Madden NFL 18 (XB1) Review

Ken McKown

Lateral moves.

Another year, another Madden. That is a phrase often heard around the gaming community. Each year the Fall season kicks off with the release of EA’s titular series, and each year I find myself sinking yet another 60+ hours in taking my Raiders to countless Superbowls. I love this time of year and I love football, but without major change any annual franchise can start to feel like $60 roster updates. Madden NFL 18 makes some strides forward as well as lateral, and the end result is enough to keep me coming back for more.

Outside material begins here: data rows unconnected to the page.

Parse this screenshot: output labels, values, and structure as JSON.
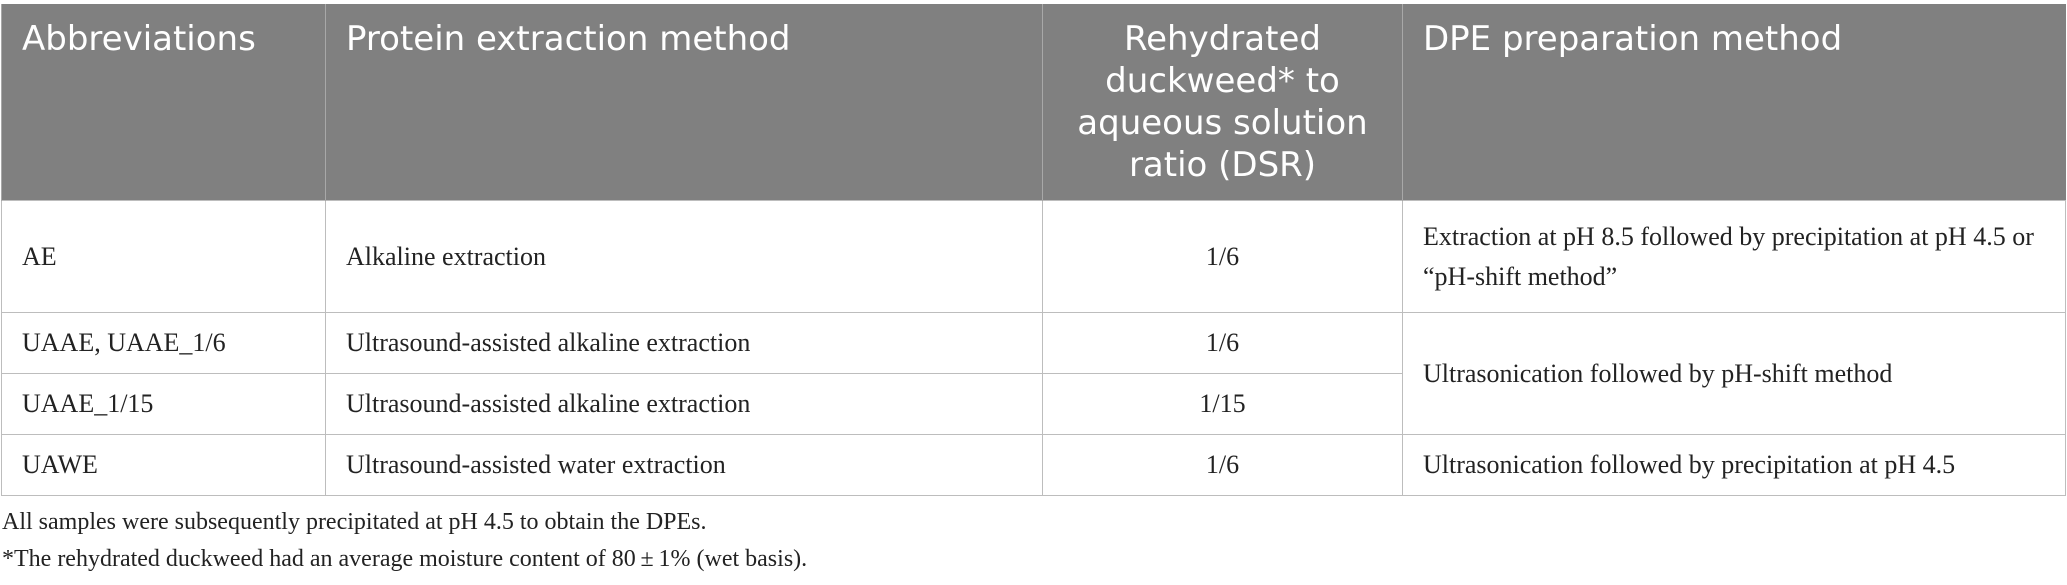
{
  "table": {
    "headers": [
      "Abbreviations",
      "Protein extraction method",
      "Rehydrated duckweed* to aqueous solution ratio (DSR)",
      "DPE preparation method"
    ],
    "rows": [
      [
        "AE",
        "Alkaline extraction",
        "1/6",
        "Extraction at pH 8.5 followed by precipitation at pH 4.5 or “pH-shift method”"
      ],
      [
        "UAAE, UAAE_1/6",
        "Ultrasound-assisted alkaline extraction",
        "1/6",
        "Ultrasonication followed by pH-shift method"
      ],
      [
        "UAAE_1/15",
        "Ultrasound-assisted alkaline extraction",
        "1/15"
      ],
      [
        "UAWE",
        "Ultrasound-assisted water extraction",
        "1/6",
        "Ultrasonication followed by precipitation at pH 4.5"
      ]
    ]
  },
  "notes": [
    "All samples were subsequently precipitated at pH 4.5 to obtain the DPEs.",
    "*The rehydrated duckweed had an average moisture content of 80 ± 1% (wet basis)."
  ]
}
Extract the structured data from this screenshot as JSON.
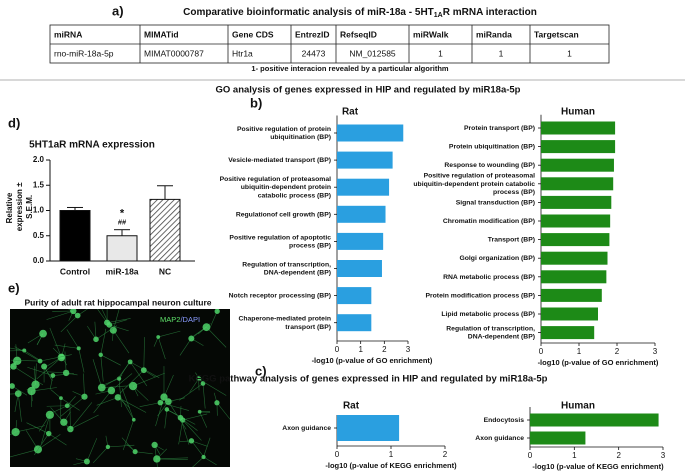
{
  "panel_labels": [
    "a)",
    "b)",
    "c)",
    "d)",
    "e)"
  ],
  "table": {
    "title": [
      "Comparative bioinformatic analysis of miR-18a - 5HT",
      "1A",
      "R mRNA interaction"
    ],
    "header": [
      "miRNA",
      "MIMATid",
      "Gene CDS",
      "EntrezID",
      "RefseqID",
      "miRWalk",
      "miRanda",
      "Targetscan"
    ],
    "rows": [
      [
        "rno-miR-18a-5p",
        "MIMAT0000787",
        "Htr1a",
        "24473",
        "NM_012585",
        "1",
        "1",
        "1"
      ]
    ],
    "note": "1- positive interacion revealed by a particular algorithm"
  },
  "figure_titles": {
    "go": "GO analysis of genes expressed in HIP and regulated by miR18a-5p",
    "kegg": "KEGG pathway analysis of genes expressed in HIP and regulated by miR18a-5p"
  },
  "image": {
    "title": "Purity of adult rat hippocampal neuron culture",
    "label": [
      "MAP2",
      "/DAPI"
    ]
  },
  "chart_data": [
    {
      "type": "hbar",
      "title": "Rat",
      "color": "#2a9fe0",
      "categories": [
        "Positive regulation of protein ubiquitination (BP)",
        "Vesicle-mediated transport (BP)",
        "Positive regulation of proteasomal ubiquitin-dependent protein catabolic process (BP)",
        "Regulationof cell growth (BP)",
        "Positive regulation of apoptotic process (BP)",
        "Regulation of transcription, DNA-dependent (BP)",
        "Notch receptor processing (BP)",
        "Chaperone-mediated protein transport (BP)"
      ],
      "values": [
        2.8,
        2.35,
        2.2,
        2.05,
        1.95,
        1.9,
        1.45,
        1.45
      ],
      "xlim": [
        0,
        3
      ],
      "xticks": [
        0,
        1,
        2,
        3
      ],
      "xlabel": "-log10 (p-value of GO enrichment)"
    },
    {
      "type": "hbar",
      "title": "Human",
      "color": "#1d8a17",
      "categories": [
        "Protein transport (BP)",
        "Protein ubiquitination (BP)",
        "Response to wounding (BP)",
        "Positive regulation of proteasomal ubiquitin-dependent protein catabolic process (BP)",
        "Signal transduction (BP)",
        "Chromatin modification (BP)",
        "Transport (BP)",
        "Golgi organization (BP)",
        "RNA metabolic process (BP)",
        "Protein modification process (BP)",
        "Lipid metabolic process (BP)",
        "Regulation of transcription, DNA-dependent (BP)"
      ],
      "values": [
        1.95,
        1.95,
        1.92,
        1.9,
        1.85,
        1.82,
        1.8,
        1.75,
        1.72,
        1.6,
        1.5,
        1.4
      ],
      "xlim": [
        0,
        3
      ],
      "xticks": [
        0,
        1,
        2,
        3
      ],
      "xlabel": "-log10 (p-value of GO enrichment)"
    },
    {
      "type": "hbar",
      "title": "Rat",
      "color": "#2a9fe0",
      "categories": [
        "Axon guidance"
      ],
      "values": [
        1.15
      ],
      "xlim": [
        0,
        2
      ],
      "xticks": [
        0,
        1,
        2
      ],
      "xlabel": "-log10 (p-value of KEGG enrichment)"
    },
    {
      "type": "hbar",
      "title": "Human",
      "color": "#1d8a17",
      "categories": [
        "Endocytosis",
        "Axon guidance"
      ],
      "values": [
        2.9,
        1.25
      ],
      "xlim": [
        0,
        3
      ],
      "xticks": [
        0,
        1,
        2,
        3
      ],
      "xlabel": "-log10 (p-value of KEGG enrichment)"
    },
    {
      "type": "bar",
      "title": "5HT1aR mRNA expression",
      "ylabel": "Relative expression ± S.E.M.",
      "categories": [
        "Control",
        "miR-18a",
        "NC"
      ],
      "values": [
        1.0,
        0.5,
        1.22
      ],
      "errors": [
        0.06,
        0.12,
        0.27
      ],
      "colors": [
        "#000000",
        "#e8e8e8",
        "#ffffff"
      ],
      "hatch": [
        false,
        false,
        true
      ],
      "annotations": [
        "*",
        "##"
      ],
      "ylim": [
        0,
        2
      ],
      "yticks": [
        {
          "value": 0,
          "label": "0.0"
        },
        0.5,
        {
          "value": 1,
          "label": "1.0"
        },
        1.5,
        {
          "value": 2,
          "label": "2.0"
        }
      ]
    }
  ]
}
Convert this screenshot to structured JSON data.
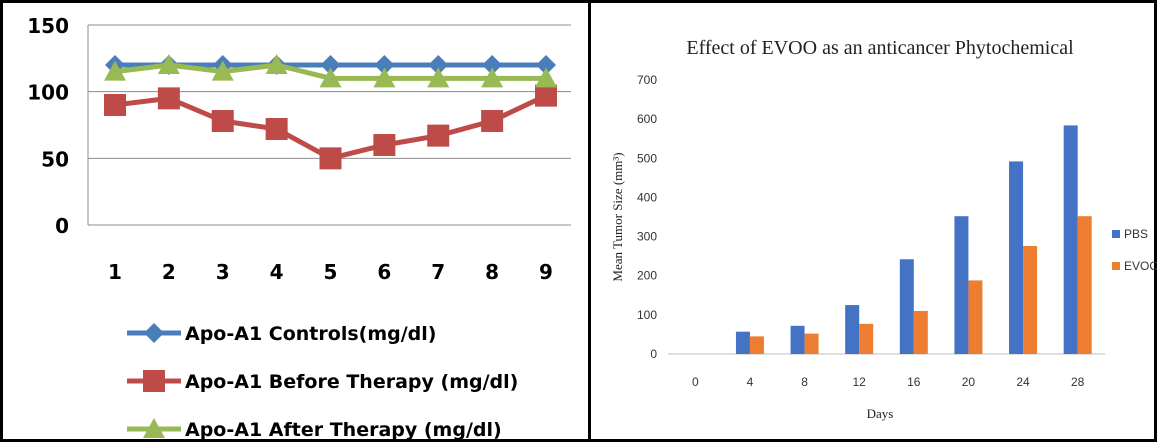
{
  "chart_data": [
    {
      "type": "line",
      "title": "",
      "xlabel": "",
      "ylabel": "",
      "x": [
        1,
        2,
        3,
        4,
        5,
        6,
        7,
        8,
        9
      ],
      "ylim": [
        0,
        150
      ],
      "yticks": [
        0,
        50,
        100,
        150
      ],
      "grid": true,
      "legend": "bottom",
      "series": [
        {
          "name": "Apo-A1 Controls(mg/dl)",
          "color": "#4a7ebb",
          "marker": "diamond",
          "values": [
            120,
            120,
            120,
            120,
            120,
            120,
            120,
            120,
            120
          ]
        },
        {
          "name": "Apo-A1 Before Therapy (mg/dl)",
          "color": "#be4b48",
          "marker": "square",
          "values": [
            90,
            95,
            78,
            72,
            50,
            60,
            67,
            78,
            97
          ]
        },
        {
          "name": "Apo-A1 After Therapy (mg/dl)",
          "color": "#98b954",
          "marker": "triangle",
          "values": [
            115,
            120,
            115,
            120,
            110,
            110,
            110,
            110,
            110
          ]
        }
      ]
    },
    {
      "type": "bar",
      "title": "Effect of EVOO as an anticancer Phytochemical",
      "xlabel": "Days",
      "ylabel": "Mean Tumor Size (mm³)",
      "categories": [
        "0",
        "4",
        "8",
        "12",
        "16",
        "20",
        "24",
        "28"
      ],
      "ylim": [
        0,
        700
      ],
      "yticks": [
        0,
        100,
        200,
        300,
        400,
        500,
        600,
        700
      ],
      "grid": false,
      "legend": "right",
      "series": [
        {
          "name": "PBS",
          "color": "#4472c4",
          "values": [
            0,
            57,
            72,
            125,
            242,
            352,
            492,
            584
          ]
        },
        {
          "name": "EVOO",
          "color": "#ed7d31",
          "values": [
            0,
            45,
            52,
            77,
            110,
            188,
            276,
            352
          ]
        }
      ]
    }
  ]
}
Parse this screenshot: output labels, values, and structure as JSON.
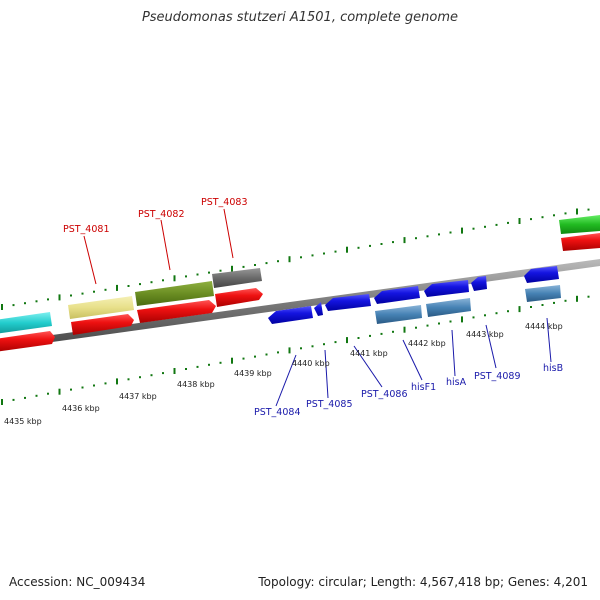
{
  "title": "Pseudomonas stutzeri A1501, complete genome",
  "footer": {
    "accession": "Accession: NC_009434",
    "summary": "Topology: circular; Length: 4,567,418 bp; Genes: 4,201"
  },
  "scale_labels": [
    "4435 kbp",
    "4436 kbp",
    "4437 kbp",
    "4438 kbp",
    "4439 kbp",
    "4440 kbp",
    "4441 kbp",
    "4442 kbp",
    "4443 kbp",
    "4444 kbp"
  ],
  "gene_labels_top": [
    "PST_4081",
    "PST_4082",
    "PST_4083"
  ],
  "gene_labels_bottom": [
    "PST_4084",
    "PST_4085",
    "PST_4086",
    "hisF1",
    "hisA",
    "PST_4089",
    "hisB"
  ],
  "colors": {
    "top_label": "#cc0000",
    "bottom_label": "#1a1aaa",
    "tick": "#117711",
    "cds_red": "#ee1111",
    "cds_blue": "#1414e0",
    "rna_steel": "#4682b4"
  }
}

The first thing I want to talk about is the story mode. Yes, for the first time in franchise history Madden comes with a story mode. Titled Longshot, this single-player mode lets players take on the role of Devin Wade as he attempts to take a second run at his football career, and ultimately make it to the NFL. It is a five hour campaign filled with mini-games, on-the-field action, and even quizzes.

MSRP: $59.99
Platforms: XB1 (reviewed), PS4
Price I’d Pay: $59.99

I love the idea. Madden needs to grow, and this expansion is a step in the right direction. My issue lies in its execution. The story is meant to be heartfelt, but it felt disjointed. There are sequences that felt out of place, and some of the characters feel stiff. It doesn’t help that some performances are stellar, causing the lackluster ones to stand out more. I also encountered a number of visual glitches that took me out of the experience, such as one scene where two people are riding in a truck that simply wasn’t rendered. It was hilarious, but also disappointing.

The actual gameplay of this mode is also hit and miss. I really enjoyed the flashbacks where Devin was playing high school and college games. Some of the other stuff just didn’t hit though. The Simon Says play calling game was just frustrating, while the quicktime button events are simply just not that interesting. I wanted to see more action like the core game. Oh also prep your football knowledge before you play, there are quizzes in the game that no casual football fan would likely know.

I spent most of my time playing franchise, and this year’s game has some improvements. The new menu system feels smooth and quick, and the on-the-field action has been improved. Players now have the option for three unique play styles as well. Arcade mode focuses on simplified mechanics and big plays, simulation is the standard mode of play, and competitive. The latter is more designed with how online play works, and in fact all ranked games are defaulted to this mode. It is nice to have the options, especially for people that don’t want to dig into the more technical side of the sport.

The core mechanics have also seen some revamping. Defensive backs now play the pass a lot better. This is countered with the new Target Passing mode, which allows Quarterbacks to lead receivers in various directions. It took me a while to adjust to the new passing and I threw my share of interceptions early in the season.

Another new mode is called Play Now Live. This is a mode that allows players to take on real-life events happening in the NFL. Each week new updates are added and even the commentary is designed to mimic the actual games. It is cool for fans that want to take revenge or change the outcome of games. Of course right now it is hard to see how it will pan out, but the first pre-season games are already available and so far it works surprisingly well.

Of course a new year of Madden means a focus on its most popular mode, MUT. I have never been one to grind out the cards and dig deep into it, but I respect how much they improve it each year. This year’s version is no exception. Longshot actually factors into MUT with bonuses and card packs.

Squads are also a new addition, and it finally brings back co-op to Madden. This mode allows three players to take on the defensive, offensive, and head coach roles. Each player brings their own MUT decks thus creating a mixture of stars. It is seriously satisfying to work together against other players and plan strategies. This is by far the most interesting mode added to this year’s game.

This year’s Madden also marks the series’ entry into the Frostbite engine. It looks fantastic. Sure, there are still some weird animations when players run into each other after plays, but the visual fidelity the engine brings is incredible. Players look much more realistic, and the amount of face scans is kind of ridiculous. Stadiums also look much more detailed and the game runs at a glorious clip. I cannot wait for the Xbox One X patch to see it in 4K.

Madden NFL 18 makes steps forward, but also lacks any meaningful changes to my favorite mode, which is Franchise. Longshot fell short for me, and I would really love to see a more defined Be A Player mode. Even with that said I will still sink another 60+ hours into this game because of my love of the sport. The refinements are enough to keep me interested, and the new engine makes the game look glorious. I really hope franchise sees a major overhaul next year, but for now I am happy to be plowing through defenses with Marshawn Lynch and dropping dimes with Derek Carr.

Review copy of game provided by publisher.

Good

  • Frostbite engine looks great
  • New DB play
  • MUT Squads is great

Bad

  • Franchise feels untouched in most areas
  • Longshot falls flat
8

Great

Ken McKown
Ken is the Editor-in-Chief of this hole in the wall and he loves to troll for the fun of it. He also enjoys long walks through Arkham Asylum and the cool air of Shadow Moses Island. His turn-ons include Mortal Kombat, Metal Gear Solid and StarCraft.